Enright, Anne (1962-…), an Irish author, won the 2007 Man Booker Prize for her novel The Gathering (2007). The award, now known as the Booker Prize, is the United Kingdom’s best-known literary award. Enright’s novel is an intense and often grim story about a troubled Irish-Catholic family. The central character is the middle-aged Veronica Hegarty. The suicide of her favorite brother, Liam, forces the grieving Veronica to examine her relationship to her family as well as her marriage. Critics praised The Gathering for its unflinching realism and its lyrical prose.
Enright’s first published book was a collection of short stories, The Portable Virgin (1991). Her short stories were also collected in Taking Pictures (2008) and Yesterday’s Weather (2009). She joined six other Irish writers in contributing stories to a collection called Finbar’s Hotel (1999).
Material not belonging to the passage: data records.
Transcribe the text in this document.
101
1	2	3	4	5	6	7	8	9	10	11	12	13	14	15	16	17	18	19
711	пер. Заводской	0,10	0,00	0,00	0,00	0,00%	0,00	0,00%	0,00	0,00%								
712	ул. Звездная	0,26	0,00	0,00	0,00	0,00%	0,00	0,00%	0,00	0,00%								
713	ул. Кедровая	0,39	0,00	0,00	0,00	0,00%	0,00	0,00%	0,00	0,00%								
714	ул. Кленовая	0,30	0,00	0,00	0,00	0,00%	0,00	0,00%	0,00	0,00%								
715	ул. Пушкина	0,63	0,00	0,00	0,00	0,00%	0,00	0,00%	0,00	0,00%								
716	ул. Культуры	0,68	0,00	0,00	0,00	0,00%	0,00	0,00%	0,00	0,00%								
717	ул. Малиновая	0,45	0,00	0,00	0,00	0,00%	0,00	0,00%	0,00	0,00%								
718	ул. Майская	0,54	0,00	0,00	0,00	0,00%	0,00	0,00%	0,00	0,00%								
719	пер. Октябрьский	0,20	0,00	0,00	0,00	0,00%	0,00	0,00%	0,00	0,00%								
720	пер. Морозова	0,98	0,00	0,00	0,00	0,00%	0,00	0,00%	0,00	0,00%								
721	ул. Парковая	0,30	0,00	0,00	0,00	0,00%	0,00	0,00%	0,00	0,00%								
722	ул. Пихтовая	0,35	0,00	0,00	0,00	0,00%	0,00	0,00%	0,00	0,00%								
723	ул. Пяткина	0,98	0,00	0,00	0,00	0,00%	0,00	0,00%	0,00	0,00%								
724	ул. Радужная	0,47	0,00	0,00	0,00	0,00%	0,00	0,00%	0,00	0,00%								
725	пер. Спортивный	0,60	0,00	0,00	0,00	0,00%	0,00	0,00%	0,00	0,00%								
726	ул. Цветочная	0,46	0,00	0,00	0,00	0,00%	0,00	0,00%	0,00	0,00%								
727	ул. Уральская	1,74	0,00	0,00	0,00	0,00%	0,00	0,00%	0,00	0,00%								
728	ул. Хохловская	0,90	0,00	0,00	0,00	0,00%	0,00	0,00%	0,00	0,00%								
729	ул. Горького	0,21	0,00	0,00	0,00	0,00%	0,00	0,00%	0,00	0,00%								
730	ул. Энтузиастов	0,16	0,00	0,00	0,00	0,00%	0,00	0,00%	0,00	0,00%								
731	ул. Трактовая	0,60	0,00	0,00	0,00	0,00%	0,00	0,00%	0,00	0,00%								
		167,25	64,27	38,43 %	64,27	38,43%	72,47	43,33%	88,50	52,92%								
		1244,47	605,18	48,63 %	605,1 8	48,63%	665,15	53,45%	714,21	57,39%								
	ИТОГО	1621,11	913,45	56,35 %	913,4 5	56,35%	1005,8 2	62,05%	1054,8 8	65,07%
Enright wrote the novels The Wig My Father Wore (1995), What Are You Like? (2000), The Pleasure of Eliza Lynch (2002), The Forgotten Waltz (2011), The Green Road (2015), and Actress (2020). Her essays on motherhood were collected in Making Babies: Stumbling into Motherhood (2004).
Enright was born in Dublin on Oct. 11, 1962. She studied at Trinity College in Dublin and earned an M.A. degree at the University of East Anglia in Norwich, England. Enright was a television producer in Dublin before turning to writing full-time in 1993.